SUMBARTERKINI.COM, SOLOK – Menjelang purnatugas sebagai Presiden Mahasiswa Institut Agama Islam (IAI) Sumatera Barat, Alka Ta’ah tak memilih rehat. Tokoh muda ini justru mengambil lompatan besar dengan pulang kampung dan mencalonkan diri sebagai Wali Nagari Aripan, Kabupaten Solok.
Langkah berani ini didasari oleh panggilan jiwa untuk mentransformasi tanah kelahirannya. Alka membawa visi besar yang berfokus pada penguatan fondasi keagamaan, pelestarian nilai adat, pemberdayaan pemuda, hingga akselerasi pembangunan infrastruktur nagari. Ia meyakini, rekam jejaknya dalam memimpin ribuan mahasiswa di kampus merupakan modal berharga untuk mewujudkan tata kelola pemerintahan nagari yang lebih inovatif, transparan, dan partisipatif.

”Sebagai putra daerah, panggilan untuk membangun Nagari Aripan adalah sebuah tanggung jawab moral. Saya ingin menghadirkan perubahan nyata melalui sinergi yang kuat antara adat, agama, dan energi generasi muda,” tegas Alka.
Kehadiran Alka di bursa pencalonan sontak menuai atensi publik, sekaligus menjadi angin segar bagi lanskap kepemimpinan nagari. Banyak pihak, khususnya kalangan milenial, melihat sosoknya sebagai representasi pemimpin muda yang berani turun tangan.

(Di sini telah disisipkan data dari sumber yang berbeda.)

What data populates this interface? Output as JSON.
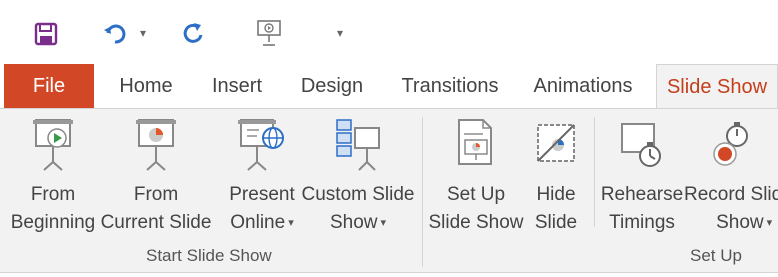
{
  "quick_access": {
    "save_icon": "save-icon",
    "undo_icon": "undo-icon",
    "undo_dropdown": "▾",
    "redo_icon": "repeat-icon",
    "present_icon": "start-from-beginning-icon",
    "customize": "▾"
  },
  "tabs": [
    {
      "label": "File"
    },
    {
      "label": "Home"
    },
    {
      "label": "Insert"
    },
    {
      "label": "Design"
    },
    {
      "label": "Transitions"
    },
    {
      "label": "Animations"
    },
    {
      "label": "Slide Show"
    }
  ],
  "ribbon": {
    "start_group": {
      "label": "Start Slide Show",
      "from_beginning": {
        "line1": "From",
        "line2": "Beginning"
      },
      "from_current": {
        "line1": "From",
        "line2": "Current Slide"
      },
      "present_online": {
        "line1": "Present",
        "line2": "Online",
        "caret": "▾"
      },
      "custom_show": {
        "line1": "Custom Slide",
        "line2": "Show",
        "caret": "▾"
      }
    },
    "setup_group": {
      "label": "Set Up",
      "setup_show": {
        "line1": "Set Up",
        "line2": "Slide Show"
      },
      "hide_slide": {
        "line1": "Hide",
        "line2": "Slide"
      },
      "rehearse": {
        "line1": "Rehearse",
        "line2": "Timings"
      },
      "record": {
        "line1": "Record Slid",
        "line2": "Show",
        "caret": "▾"
      }
    }
  },
  "colors": {
    "file_tab": "#d24726",
    "active_tab_text": "#c43e1c",
    "save": "#7b2d8b",
    "undo": "#2d6ec7",
    "play": "#3a9a4a",
    "chart_orange": "#e05a2a",
    "record": "#d24726"
  }
}
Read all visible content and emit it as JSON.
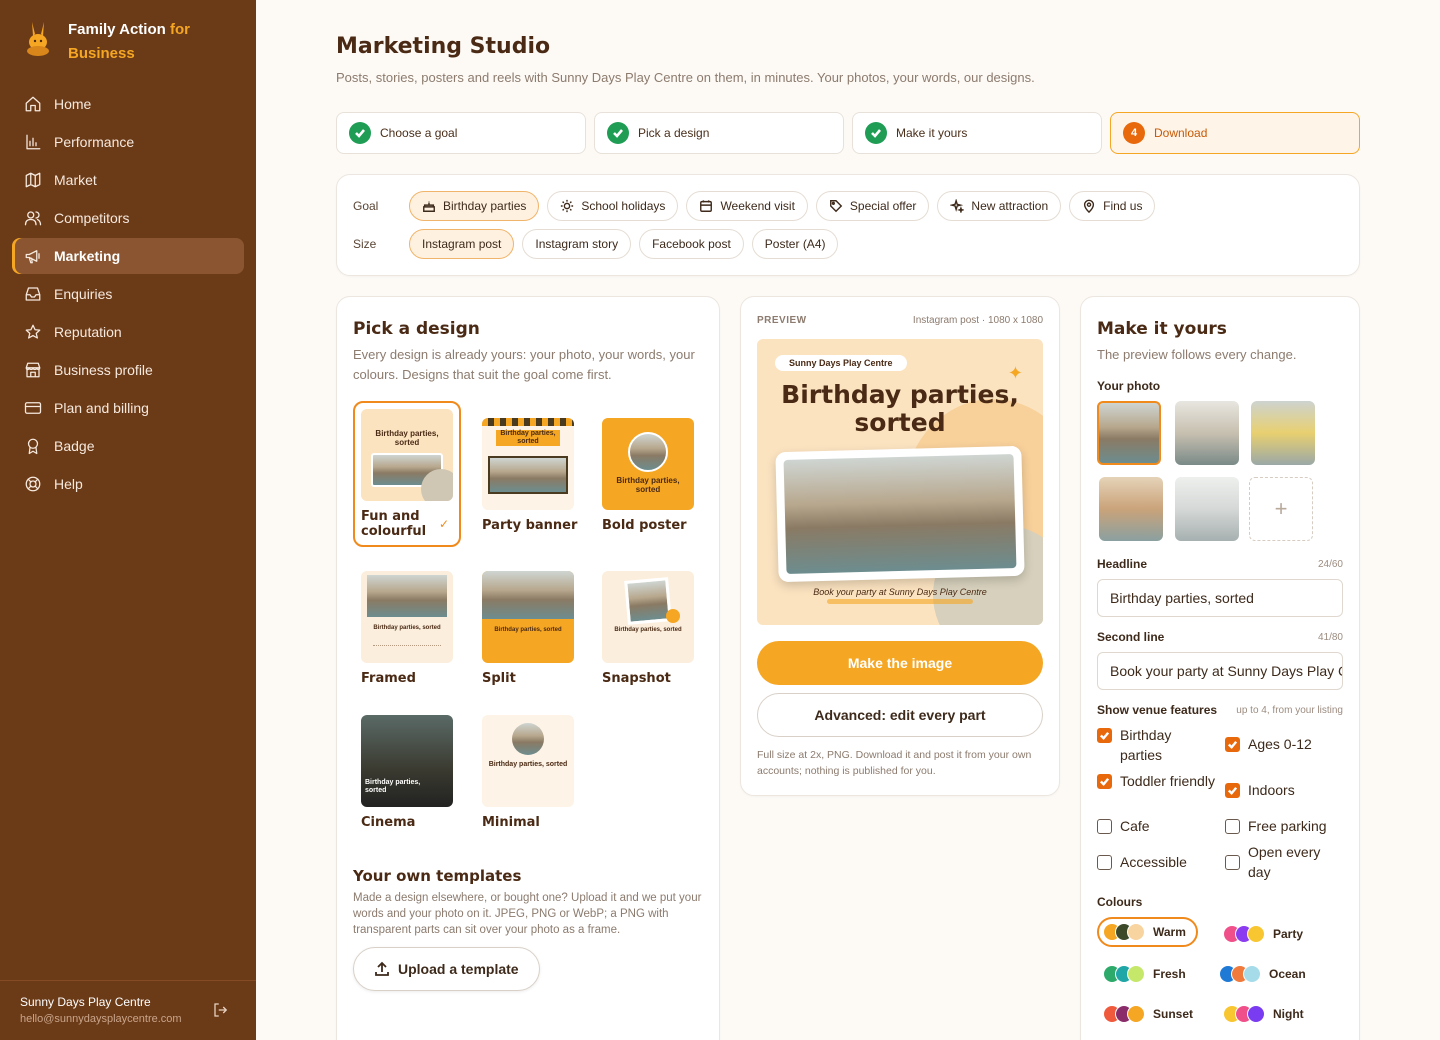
{
  "brand": {
    "name_part1": "Family Action",
    "name_part2": "for",
    "name_part3": "Business"
  },
  "nav": [
    {
      "label": "Home",
      "icon": "home-icon"
    },
    {
      "label": "Performance",
      "icon": "bar-chart-icon"
    },
    {
      "label": "Market",
      "icon": "map-icon"
    },
    {
      "label": "Competitors",
      "icon": "users-icon"
    },
    {
      "label": "Marketing",
      "icon": "megaphone-icon",
      "active": true
    },
    {
      "label": "Enquiries",
      "icon": "inbox-icon"
    },
    {
      "label": "Reputation",
      "icon": "star-icon"
    },
    {
      "label": "Business profile",
      "icon": "store-icon"
    },
    {
      "label": "Plan and billing",
      "icon": "credit-card-icon"
    },
    {
      "label": "Badge",
      "icon": "award-icon"
    },
    {
      "label": "Help",
      "icon": "lifebuoy-icon"
    }
  ],
  "account": {
    "venue": "Sunny Days Play Centre",
    "email": "hello@sunnydaysplaycentre.com"
  },
  "page": {
    "title": "Marketing Studio",
    "subtitle": "Posts, stories, posters and reels with Sunny Days Play Centre on them, in minutes. Your photos, your words, our designs."
  },
  "steps": [
    {
      "label": "Choose a goal",
      "done": true
    },
    {
      "label": "Pick a design",
      "done": true
    },
    {
      "label": "Make it yours",
      "done": true
    },
    {
      "label": "Download",
      "number": "4",
      "current": true
    }
  ],
  "filters": {
    "goal_label": "Goal",
    "size_label": "Size",
    "goals": [
      "Birthday parties",
      "School holidays",
      "Weekend visit",
      "Special offer",
      "New attraction",
      "Find us"
    ],
    "selected_goal": "Birthday parties",
    "sizes": [
      "Instagram post",
      "Instagram story",
      "Facebook post",
      "Poster (A4)"
    ],
    "selected_size": "Instagram post"
  },
  "pick": {
    "title": "Pick a design",
    "description": "Every design is already yours: your photo, your words, your colours. Designs that suit the goal come first.",
    "designs": [
      "Fun and colourful",
      "Party banner",
      "Bold poster",
      "Framed",
      "Split",
      "Snapshot",
      "Cinema",
      "Minimal"
    ],
    "selected_design": "Fun and colourful",
    "own_title": "Your own templates",
    "own_description": "Made a design elsewhere, or bought one? Upload it and we put your words and your photo on it. JPEG, PNG or WebP; a PNG with transparent parts can sit over your photo as a frame.",
    "upload_label": "Upload a template"
  },
  "preview": {
    "label": "PREVIEW",
    "format": "Instagram post · 1080 x 1080",
    "venue_tag": "Sunny Days Play Centre",
    "headline_line1": "Birthday parties,",
    "headline_line2": "sorted",
    "caption": "Book your party at Sunny Days Play Centre",
    "make_label": "Make the image",
    "advanced_label": "Advanced: edit every part",
    "note": "Full size at 2x, PNG. Download it and post it from your own accounts; nothing is published for you."
  },
  "make": {
    "title": "Make it yours",
    "description": "The preview follows every change.",
    "photo_label": "Your photo",
    "headline_label": "Headline",
    "headline_count": "24/60",
    "headline_value": "Birthday parties, sorted",
    "second_label": "Second line",
    "second_count": "41/80",
    "second_value": "Book your party at Sunny Days Play Centre",
    "features_label": "Show venue features",
    "features_hint": "up to 4, from your listing",
    "features": [
      {
        "label": "Birthday parties",
        "checked": true
      },
      {
        "label": "Ages 0-12",
        "checked": true
      },
      {
        "label": "Toddler friendly",
        "checked": true
      },
      {
        "label": "Indoors",
        "checked": true
      },
      {
        "label": "Cafe",
        "checked": false
      },
      {
        "label": "Free parking",
        "checked": false
      },
      {
        "label": "Accessible",
        "checked": false
      },
      {
        "label": "Open every day",
        "checked": false
      }
    ],
    "colours_label": "Colours",
    "palettes": [
      {
        "name": "Warm",
        "colors": [
          "#f5a623",
          "#3d4a2a",
          "#f8d4a0"
        ],
        "selected": true
      },
      {
        "name": "Party",
        "colors": [
          "#f0508a",
          "#8b3cf0",
          "#f8c630"
        ]
      },
      {
        "name": "Fresh",
        "colors": [
          "#2daa6a",
          "#1fa6a6",
          "#c6e86a"
        ]
      },
      {
        "name": "Ocean",
        "colors": [
          "#1f7ad6",
          "#f07a3c",
          "#a6dcea"
        ]
      },
      {
        "name": "Sunset",
        "colors": [
          "#f05a3c",
          "#8a2c6a",
          "#f5a623"
        ]
      },
      {
        "name": "Night",
        "colors": [
          "#f8c630",
          "#f0508a",
          "#7a3cf0"
        ]
      }
    ]
  },
  "colors": {
    "sidebar": "#6b3a17",
    "accent": "#f5a623",
    "accent_dark": "#e8690c",
    "success": "#1f9d55"
  }
}
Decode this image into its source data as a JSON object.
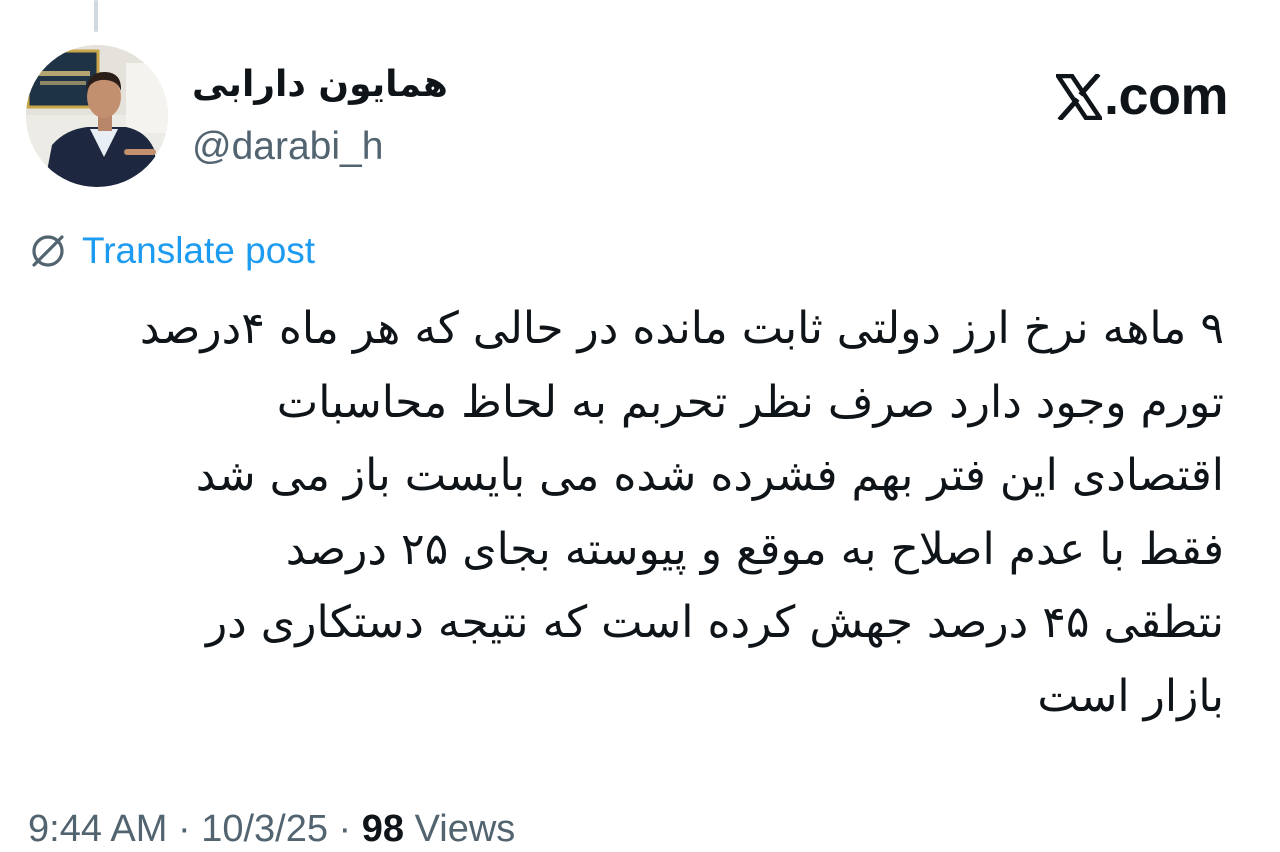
{
  "author": {
    "display_name": "همایون دارابی",
    "handle": "@darabi_h"
  },
  "brand": {
    "name": ".com",
    "logo_icon": "x-logo-icon"
  },
  "translate": {
    "label": "Translate post",
    "icon": "translate-globe-icon",
    "color": "#1d9bf0"
  },
  "tweet": {
    "lines": [
      "۹ ماهه نرخ ارز دولتی ثابت مانده در حالی که هر ماه ۴درصد",
      "تورم وجود دارد صرف نظر تحربم به لحاظ محاسبات",
      "اقتصادی این فتر بهم فشرده شده می بایست باز می شد",
      "فقط با عدم اصلاح به موقع و پیوسته بجای ۲۵ درصد",
      "نتطقی ۴۵ درصد جهش کرده است که نتیجه دستکاری در",
      "بازار است"
    ]
  },
  "meta": {
    "time": "9:44 AM",
    "separator": " · ",
    "date": "10/3/25",
    "views_count": "98",
    "views_label": " Views"
  },
  "colors": {
    "text_primary": "#0f1419",
    "text_secondary": "#536471",
    "thread_line": "#cfd9de"
  }
}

Ia berkomitmen penuh untuk menyulap Nagari Aripan menjadi kawasan yang religius, berbudaya, nyaman, tertata, dan sejahtera secara ekonomi.
Majunya Alka Ta’ah membuktikan sebuah pergeseran paradigma bahwa kiprah mahasiswa tidak lagi terbatas di ruang kuliah dan organisasi kampus, melainkan siap berdiri di garda terdepan untuk mendedikasikan diri bagi kemajuan masyarakat di akar rumput.